Bei Industrie 4.0 werden die nur schwer vorhersehbaren, komplexen Sicherheitsprobleme aufgrund der Wechselwirkung zwischen Office-IT und Produktions-IT erfasst und neu bewertet. Relevante Bedrohungen müssen rechtzeitig erkannt werden, damit zielgerichtete Gegenmaßnahmen mögliche Sicherheitsdefizite abwenden können. Nur ein strategisch entwickeltes, ganzheitliches, standardisiertes Konzept für die IT-Sicherheit in Industrie 4.0, kann den Sicherheitsbedarf in Produktion und Fertigung zufriedenstellend decken.
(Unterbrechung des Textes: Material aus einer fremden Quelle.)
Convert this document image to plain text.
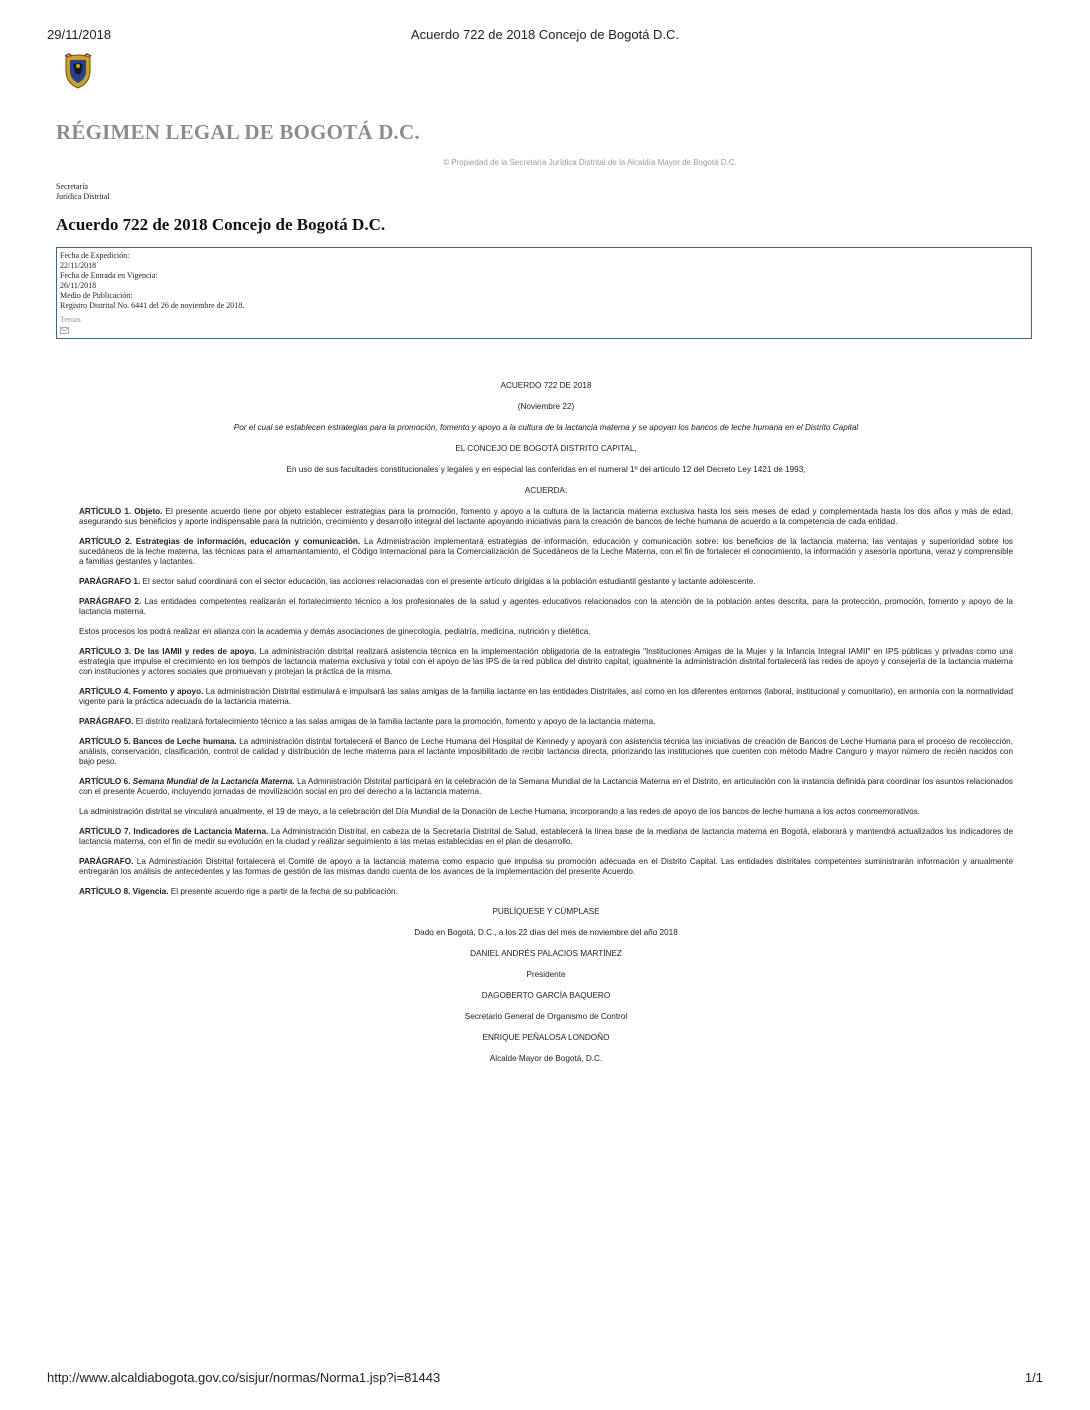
29/11/2018	Acuerdo 722 de 2018 Concejo de Bogotá D.C.
RÉGIMEN LEGAL DE BOGOTÁ D.C.
© Propiedad de la Secretaría Jurídica Distrital de la Alcaldía Mayor de Bogotá D.C.
Secretaría
Jurídica Distrital
Acuerdo 722 de 2018 Concejo de Bogotá D.C.
Fecha de Expedición:
22/11/2018
Fecha de Entrada en Vigencia:
26/11/2018
Medio de Publicación:
Registro Distrital No. 6441 del 26 de noviembre de 2018.
Temas
ACUERDO 722 DE 2018
(Noviembre 22)
Por el cual se establecen estrategias para la promoción, fomento y apoyo a la cultura de la lactancia materna y se apoyan los bancos de leche humana en el Distrito Capital
EL CONCEJO DE BOGOTÁ DISTRITO CAPITAL,
En uso de sus facultades constitucionales y legales y en especial las conferidas en el numeral 1º del artículo 12 del Decreto Ley 1421 de 1993,
ACUERDA:
ARTÍCULO 1. Objeto. El presente acuerdo tiene por objeto establecer estrategias para la promoción, fomento y apoyo a la cultura de la lactancia materna exclusiva hasta los seis meses de edad y complementada hasta los dos años y más de edad, asegurando sus beneficios y aporte indispensable para la nutrición, crecimiento y desarrollo integral del lactante apoyando iniciativas para la creación de bancos de leche humana de acuerdo a la competencia de cada entidad.
ARTÍCULO 2. Estrategias de información, educación y comunicación. La Administración implementará estrategias de información, educación y comunicación sobre: los beneficios de la lactancia materna; las ventajas y superioridad sobre los sucedáneos de la leche materna, las técnicas para el amamantamiento, el Código Internacional para la Comercialización de Sucedáneos de la Leche Materna, con el fin de fortalecer el conocimiento, la información y asesoría oportuna, veraz y comprensible a familias gestantes y lactantes.
PARÁGRAFO 1. El sector salud coordinará con el sector educación, las acciones relacionadas con el presente artículo dirigidas a la población estudiantil gestante y lactante adolescente.
PARÁGRAFO 2. Las entidades competentes realizarán el fortalecimiento técnico a los profesionales de la salud y agentes educativos relacionados con la atención de la población antes descrita, para la protección, promoción, fomento y apoyo de la lactancia materna.
Estos procesos los podrá realizar en alianza con la academia y demás asociaciones de ginecología, pediatría, medicina, nutrición y dietética.
ARTÍCULO 3. De las IAMII y redes de apoyo. La administración distrital realizará asistencia técnica en la implementación obligatoria de la estrategia "Instituciones Amigas de la Mujer y la Infancia Integral IAMII" en IPS públicas y privadas como una estrategia que impulse el crecimiento en los tiempos de lactancia materna exclusiva y total con el apoyo de las IPS de la red pública del distrito capital, igualmente la administración distrital fortalecerá las redes de apoyo y consejería de la lactancia materna con instituciones y actores sociales que promuevan y protejan la práctica de la misma.
ARTÍCULO 4. Fomento y apoyo. La administración Distrital estimulará e impulsará las salas amigas de la familia lactante en las entidades Distritales, así como en los diferentes entornos (laboral, institucional y comunitario), en armonía con la normatividad vigente para la práctica adecuada de la lactancia materna.
PARÁGRAFO. El distrito realizará fortalecimiento técnico a las salas amigas de la familia lactante para la promoción, fomento y apoyo de la lactancia materna.
ARTÍCULO 5. Bancos de Leche humana. La administración distrital fortalecerá el Banco de Leche Humana del Hospital de Kennedy y apoyará con asistencia técnica las iniciativas de creación de Bancos de Leche Humana para el proceso de recolección, análisis, conservación, clasificación, control de calidad y distribución de leche materna para el lactante imposibilitado de recibir lactancia directa, priorizando las instituciones que cuenten con método Madre Canguro y mayor número de recién nacidos con bajo peso.
ARTÍCULO 6. Semana Mundial de la Lactancia Materna. La Administración Distrital participará en la celebración de la Semana Mundial de la Lactancia Materna en el Distrito, en articulación con la instancia definida para coordinar los asuntos relacionados con el presente Acuerdo, incluyendo jornadas de movilización social en pro del derecho a la lactancia materna.
La administración distrital se vinculará anualmente, el 19 de mayo, a la celebración del Día Mundial de la Donación de Leche Humana, incorporando a las redes de apoyo de los bancos de leche humana a los actos conmemorativos.
ARTÍCULO 7. Indicadores de Lactancia Materna. La Administración Distrital, en cabeza de la Secretaría Distrital de Salud, establecerá la línea base de la mediana de lactancia materna en Bogotá, elaborará y mantendrá actualizados los indicadores de lactancia materna, con el fin de medir su evolución en la ciudad y realizar seguimiento a las metas establecidas en el plan de desarrollo.
PARÁGRAFO. La Administración Distrital fortalecerá el Comité de apoyo a la lactancia materna como espacio que impulsa su promoción adecuada en el Distrito Capital. Las entidades distritales competentes suministrarán información y anualmente entregarán los análisis de antecedentes y las formas de gestión de las mismas dando cuenta de los avances de la implementación del presente Acuerdo.
ARTÍCULO 8. Vigencia. El presente acuerdo rige a partir de la fecha de su publicación.
PUBLÍQUESE Y CÚMPLASE
Dado en Bogotá, D.C., a los 22 días del mes de noviembre del año 2018
DANIEL ANDRÉS PALACIOS MARTÍNEZ
Presidente
DAGOBERTO GARCÍA BAQUERO
Secretario General de Organismo de Control
ENRIQUE PEÑALOSA LONDOÑO
Alcalde Mayor de Bogotá, D.C.
http://www.alcaldiabogota.gov.co/sisjur/normas/Norma1.jsp?i=81443	1/1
Eine zentrale Rolle für die IT Sicherheit im Bereich Industrie 4.0 wird die derzeit in der Entwicklung befindliche Normenreihe IEC 62443 „Industrial communication networks – Network and system security IT Security“ einnehmen, die in Deutschland von VDE|DKE begleitet wird. Sie befasst sich mit der IT-Sicherheit in der Automatisierungstechnik und schließt kritische Infrastrukturen wie z. B. die Energiedomäne ausdrücklich mit ein. Ziel sind einheitlich verstandene (i.e. standardisierte) IT-Sicherheitsniveaus, deren Einhaltung bewertbar und nachprüfbar ist.